I am pleased to bring you Saturday's edition of Not Eaten By a Bear Yet. Yup, still in Yellowstone National Park. The thing about walking around a bunch of people who are gazing at geysers is if somebody lets one rip, you couldn't tell the difference between a toot or the sulphur. The smell of sulphur is really strong. Coupled with carbon dioxide, the sulphur and a high altitude, it's not unusual for your nose to bleed. Small price to pay for paradise.
I generally get up around 5 AM, throw on my down jacket and walk the 15 minutes it takes me to go from Old Faithful Inn over to the Snow Lodge. We picked Old Faithful Inn to stay at because it's historic but we didn't end up with a room in the historic part. We got the newer wing, but the toilet still has its problems. We have a view of geysers from several windows, but it might have been more fun to be in the original inn. All those rooms, and the lobby and restaurant, are original log construction. It was built in 1903 by 100 men, and it took about a year.

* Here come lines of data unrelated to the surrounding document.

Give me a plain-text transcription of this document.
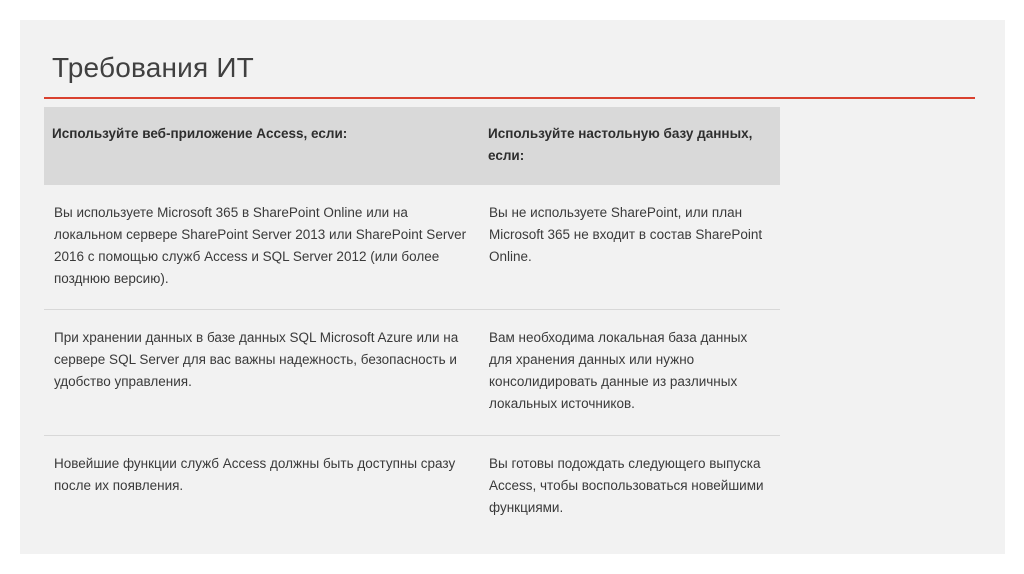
Требования ИТ
Используйте веб-приложение Access, если:	Используйте настольную базу данных, если:
Вы используете Microsoft 365 в SharePoint Online или на локальном сервере SharePoint Server 2013 или SharePoint Server 2016 с помощью служб Access и SQL Server 2012 (или более позднюю версию).
Вы не используете SharePoint, или план Microsoft 365 не входит в состав SharePoint Online.
При хранении данных в базе данных SQL Microsoft Azure или на сервере SQL Server для вас важны надежность, безопасность и удобство управления.
Вам необходима локальная база данных для хранения данных или нужно консолидировать данные из различных локальных источников.
Новейшие функции служб Access должны быть доступны сразу после их появления.
Вы готовы подождать следующего выпуска Access, чтобы воспользоваться новейшими функциями.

On the other hand, the Snow Lodge was built in 1999, but it has Internet service and Old Faithful does not. As I mentioned earlier, it also has better food and a better menu. It's situated directly across from the new Visitor's Center, which opened 2 months ago. We joined the Yellowstone Association, which you can do inside the Visitor's Center, and they gave us a stuffed wolf as a gift. Not a real stuffed wolf. In fact, we haven't yet seen a real wolf, but we did spot a coyote in with a group of bison.
It's pretty cold in the morning. Frost is on the ground. The secret is to wear layers. I wear a t-shirt over a base layer and a windbreaker or pullover. By around 10 AM, I'm down to a base layer and t-shirt. By noon, just the t-shirt. At 3 PM, I'm naked. It was noon yesterday when we reached the end of a 2.6 mile hike at Fairy Falls. We shot photos of chipmunks mostly and the falls. But 5.2 miles took its toll on my feet. Even with hiking boots. On our way back, Adam climbed up the hill to shoot an overview of Grand Prismatic Spring, which I'll show you next week. It's super cool.
Afterward, we grabbed a picnic lunch and headed over to Lake Lodge about 40 miles away. This is another log-constructed building. Somebody ran Romex over the top of horizontal logs under the front porch. Looks like a code violation, the Romex out in the open like that. This lodge sits directly across from Lake Yellowstone. At this time of year, it was very quiet, hardly anybody there. Ditto at Fishing Bridge, a few miles away. Definitely a good time of year to visit Yellowstone.
But it saddens me to see so much deferred maintenance at Lake Lodge. The windows need to be painted and reglazed. Maybe they could organize a group of volunteers to come in the spring, before the crowds arrive? This is what happens when funding is taken away from parks. People will pay double the price of admission to Yellowstone to go see actors stuffed into fake animal outfits parade around for a day, but they'll scream bloody murder if they have to pay more than $25 a week to go to a National Park.
The photo above is of Adam walking along a path toward Lake Yellowstone. The photos below are Fairy Falls, Lake Lodge front porch, Lake Yellowstone shoreline, and Fishing Bridge. You can't fish from Fishing Bridge anymore because Cutthroat Trout breed underneath it. I looked at a photo of the bridge on the information plaque from 1962, and it was bumper-to-bumper visitors. Not so in October.